I first encountered the steely gaze and weary scowl of Sean Bean when he played the roguish, dashing Richard Sharpe — the protagonist of a series of nearly two dozen novels by Bernard Cornwell, a giant of British historical fiction, that became a terrifically entertaining run of TV shows in the ‘90s.
A rakish ne’er-do-well who rises through the ranks of the redcoat army, Bean’s Sharpe did all the things classic imperial heroes do: he outwitted dastardly natives in the colonies, unmanned Napoleon’s French dragoons and charmed fiery-eyed Iberian vixens eager for some Anglo-Saxon liberation. The other thing Bean’s Sharpe did was never die.

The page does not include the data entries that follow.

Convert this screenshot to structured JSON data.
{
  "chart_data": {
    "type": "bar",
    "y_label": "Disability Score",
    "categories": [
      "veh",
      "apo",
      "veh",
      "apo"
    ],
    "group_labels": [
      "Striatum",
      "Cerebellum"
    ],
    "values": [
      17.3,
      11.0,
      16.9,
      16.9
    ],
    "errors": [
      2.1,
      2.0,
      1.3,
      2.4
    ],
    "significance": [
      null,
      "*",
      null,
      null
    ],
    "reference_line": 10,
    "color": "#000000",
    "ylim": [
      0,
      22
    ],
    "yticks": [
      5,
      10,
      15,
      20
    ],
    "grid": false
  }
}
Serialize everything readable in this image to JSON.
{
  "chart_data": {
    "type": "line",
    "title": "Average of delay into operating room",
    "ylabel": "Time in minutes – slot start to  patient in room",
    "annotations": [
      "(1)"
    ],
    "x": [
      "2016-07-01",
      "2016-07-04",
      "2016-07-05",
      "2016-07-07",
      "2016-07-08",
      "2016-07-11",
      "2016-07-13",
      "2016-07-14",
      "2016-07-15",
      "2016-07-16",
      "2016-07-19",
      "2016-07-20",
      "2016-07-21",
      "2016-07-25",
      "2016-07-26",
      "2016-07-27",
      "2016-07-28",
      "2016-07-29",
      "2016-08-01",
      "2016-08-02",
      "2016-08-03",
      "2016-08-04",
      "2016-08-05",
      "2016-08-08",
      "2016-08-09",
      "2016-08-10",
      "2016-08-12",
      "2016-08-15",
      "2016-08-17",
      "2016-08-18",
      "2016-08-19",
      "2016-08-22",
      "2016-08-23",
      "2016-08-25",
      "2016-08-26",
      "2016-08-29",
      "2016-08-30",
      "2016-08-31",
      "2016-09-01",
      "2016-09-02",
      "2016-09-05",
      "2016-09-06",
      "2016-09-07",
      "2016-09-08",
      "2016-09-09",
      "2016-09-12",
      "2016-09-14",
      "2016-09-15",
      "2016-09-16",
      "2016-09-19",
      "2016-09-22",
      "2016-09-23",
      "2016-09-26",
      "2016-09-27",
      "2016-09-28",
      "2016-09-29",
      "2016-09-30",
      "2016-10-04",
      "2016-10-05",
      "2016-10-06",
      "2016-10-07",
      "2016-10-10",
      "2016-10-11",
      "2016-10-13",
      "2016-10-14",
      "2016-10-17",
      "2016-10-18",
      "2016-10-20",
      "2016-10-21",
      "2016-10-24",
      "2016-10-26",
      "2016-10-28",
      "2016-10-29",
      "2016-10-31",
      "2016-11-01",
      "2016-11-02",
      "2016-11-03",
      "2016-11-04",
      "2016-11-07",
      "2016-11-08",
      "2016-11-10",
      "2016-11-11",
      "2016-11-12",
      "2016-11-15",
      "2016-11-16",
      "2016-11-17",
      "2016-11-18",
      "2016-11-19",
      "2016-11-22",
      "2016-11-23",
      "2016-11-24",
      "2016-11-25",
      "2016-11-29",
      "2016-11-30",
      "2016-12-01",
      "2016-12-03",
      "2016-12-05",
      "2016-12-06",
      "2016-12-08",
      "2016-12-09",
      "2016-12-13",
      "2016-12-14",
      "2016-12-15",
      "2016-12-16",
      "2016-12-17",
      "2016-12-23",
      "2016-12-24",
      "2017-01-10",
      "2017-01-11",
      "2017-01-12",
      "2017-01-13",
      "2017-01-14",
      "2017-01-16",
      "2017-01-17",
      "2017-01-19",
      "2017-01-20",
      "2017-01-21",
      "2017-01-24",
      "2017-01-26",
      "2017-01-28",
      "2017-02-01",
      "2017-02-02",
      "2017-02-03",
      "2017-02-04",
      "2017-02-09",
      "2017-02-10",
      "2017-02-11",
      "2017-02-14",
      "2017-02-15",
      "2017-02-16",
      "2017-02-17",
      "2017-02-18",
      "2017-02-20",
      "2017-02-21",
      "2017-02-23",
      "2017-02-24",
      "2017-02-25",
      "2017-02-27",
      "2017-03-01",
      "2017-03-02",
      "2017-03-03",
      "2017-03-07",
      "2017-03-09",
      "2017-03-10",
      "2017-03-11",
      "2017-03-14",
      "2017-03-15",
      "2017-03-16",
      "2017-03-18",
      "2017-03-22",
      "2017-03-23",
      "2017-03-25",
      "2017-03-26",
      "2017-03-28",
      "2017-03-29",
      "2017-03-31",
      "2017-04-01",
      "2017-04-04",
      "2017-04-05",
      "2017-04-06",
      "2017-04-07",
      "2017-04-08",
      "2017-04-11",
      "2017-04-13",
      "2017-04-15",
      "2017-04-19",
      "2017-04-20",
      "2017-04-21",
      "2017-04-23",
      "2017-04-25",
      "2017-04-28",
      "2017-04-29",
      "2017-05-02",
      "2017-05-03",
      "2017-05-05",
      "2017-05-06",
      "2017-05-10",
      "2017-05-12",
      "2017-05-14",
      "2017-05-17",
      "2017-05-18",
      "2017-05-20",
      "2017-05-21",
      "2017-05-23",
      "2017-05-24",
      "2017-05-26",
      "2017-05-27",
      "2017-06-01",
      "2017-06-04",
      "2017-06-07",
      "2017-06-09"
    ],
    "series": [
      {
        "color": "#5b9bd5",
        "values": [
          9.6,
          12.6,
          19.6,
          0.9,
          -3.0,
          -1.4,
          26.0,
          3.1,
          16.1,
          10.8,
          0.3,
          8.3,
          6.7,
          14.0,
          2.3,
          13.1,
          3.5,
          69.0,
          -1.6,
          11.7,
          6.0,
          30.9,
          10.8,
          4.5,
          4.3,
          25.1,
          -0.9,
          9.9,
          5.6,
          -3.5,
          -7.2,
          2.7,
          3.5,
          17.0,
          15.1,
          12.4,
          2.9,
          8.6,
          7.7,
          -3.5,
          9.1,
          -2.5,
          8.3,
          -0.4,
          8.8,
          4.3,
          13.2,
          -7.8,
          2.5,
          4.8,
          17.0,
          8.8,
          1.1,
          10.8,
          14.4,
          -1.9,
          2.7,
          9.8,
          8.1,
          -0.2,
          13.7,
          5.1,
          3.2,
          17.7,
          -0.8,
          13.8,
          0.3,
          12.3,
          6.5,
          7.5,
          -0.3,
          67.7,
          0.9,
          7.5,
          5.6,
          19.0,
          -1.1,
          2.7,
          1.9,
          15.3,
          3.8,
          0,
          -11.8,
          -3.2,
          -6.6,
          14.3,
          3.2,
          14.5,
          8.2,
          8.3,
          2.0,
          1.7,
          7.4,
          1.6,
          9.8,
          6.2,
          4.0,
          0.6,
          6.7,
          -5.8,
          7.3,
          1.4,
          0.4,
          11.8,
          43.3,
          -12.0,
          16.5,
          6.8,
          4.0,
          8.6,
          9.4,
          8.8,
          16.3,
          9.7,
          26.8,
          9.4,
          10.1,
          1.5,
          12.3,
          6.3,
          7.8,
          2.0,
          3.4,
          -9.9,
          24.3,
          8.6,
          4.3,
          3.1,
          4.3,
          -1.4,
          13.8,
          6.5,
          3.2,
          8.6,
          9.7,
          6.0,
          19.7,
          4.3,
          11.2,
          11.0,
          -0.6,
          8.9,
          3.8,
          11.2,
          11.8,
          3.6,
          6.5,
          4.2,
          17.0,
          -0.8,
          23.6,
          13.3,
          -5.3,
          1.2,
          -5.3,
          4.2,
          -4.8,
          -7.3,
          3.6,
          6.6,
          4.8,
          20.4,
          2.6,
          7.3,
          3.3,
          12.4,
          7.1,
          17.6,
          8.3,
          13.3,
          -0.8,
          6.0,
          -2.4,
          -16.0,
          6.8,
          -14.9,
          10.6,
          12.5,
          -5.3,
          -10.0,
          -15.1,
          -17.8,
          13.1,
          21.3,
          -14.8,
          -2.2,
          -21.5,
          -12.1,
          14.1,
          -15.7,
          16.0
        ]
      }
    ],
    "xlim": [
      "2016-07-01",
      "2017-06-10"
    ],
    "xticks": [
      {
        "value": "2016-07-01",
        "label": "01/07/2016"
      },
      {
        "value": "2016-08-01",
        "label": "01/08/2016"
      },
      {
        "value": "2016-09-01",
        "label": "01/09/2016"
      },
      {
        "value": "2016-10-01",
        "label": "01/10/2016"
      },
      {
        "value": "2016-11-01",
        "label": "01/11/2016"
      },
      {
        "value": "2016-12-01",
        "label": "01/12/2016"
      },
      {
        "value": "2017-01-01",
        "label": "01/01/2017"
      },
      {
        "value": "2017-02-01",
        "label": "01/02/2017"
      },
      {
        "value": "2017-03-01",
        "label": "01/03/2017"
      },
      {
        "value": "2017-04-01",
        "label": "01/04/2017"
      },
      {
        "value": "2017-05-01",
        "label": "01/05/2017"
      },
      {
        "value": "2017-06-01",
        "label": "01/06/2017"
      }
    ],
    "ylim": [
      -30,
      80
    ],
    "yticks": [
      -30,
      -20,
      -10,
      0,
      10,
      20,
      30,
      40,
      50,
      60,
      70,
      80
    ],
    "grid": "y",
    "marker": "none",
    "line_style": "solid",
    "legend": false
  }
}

Not so, it seems, for the rest of Bean’s oeuvre. As we all know, he’s the fallible warrior who gets shot up with arrows by a top-knotted super orc in the first installment of the Lord of the Rings trilogy. And, as the stoic Ned Stark, he dramatically loses his head toward the end of the first season of HBO’s Game of Thrones. (A turn of events that sparked Internet reactions like this one, though this guy could have done himself a favor — and spared us — by taking a peak at the book.)
Point is, Sean Bean acts in a lot of things and dies in a lot of things. Harry Hanrahan, an expert viral video maker, caught onto this and gives us a masterpiece of editing, set evidently to the score from the zombie-killing video game Dead Island. Just count the different ways our Yorkshire gallant kicks the bucket: He gets shot in the head while holding a book. Well, he gets shot a lot of times in various states of surprise or resignation. He has his throat slit. He gets impaled. He gets impaled and then also blown up. He’s hanged. He’s beheaded. He’s dropped from a helicopter onto a radar dish and then crushed by scaffolding. He’s stabbed in bed. He’s bayoneted. He’s tethered to horses who tear his limbs apart. He’s chased off a cliff by cows. And we haven’t even arrived at what befalls him in the land of ring-clutching hobbits and vainglorious last stands. The video catalogs Bean dying 22 times in all.
It’s a sad fate, I must say, for an actor I once thought so invincible. How much consolation is it to know that you’ll live simply to die another day?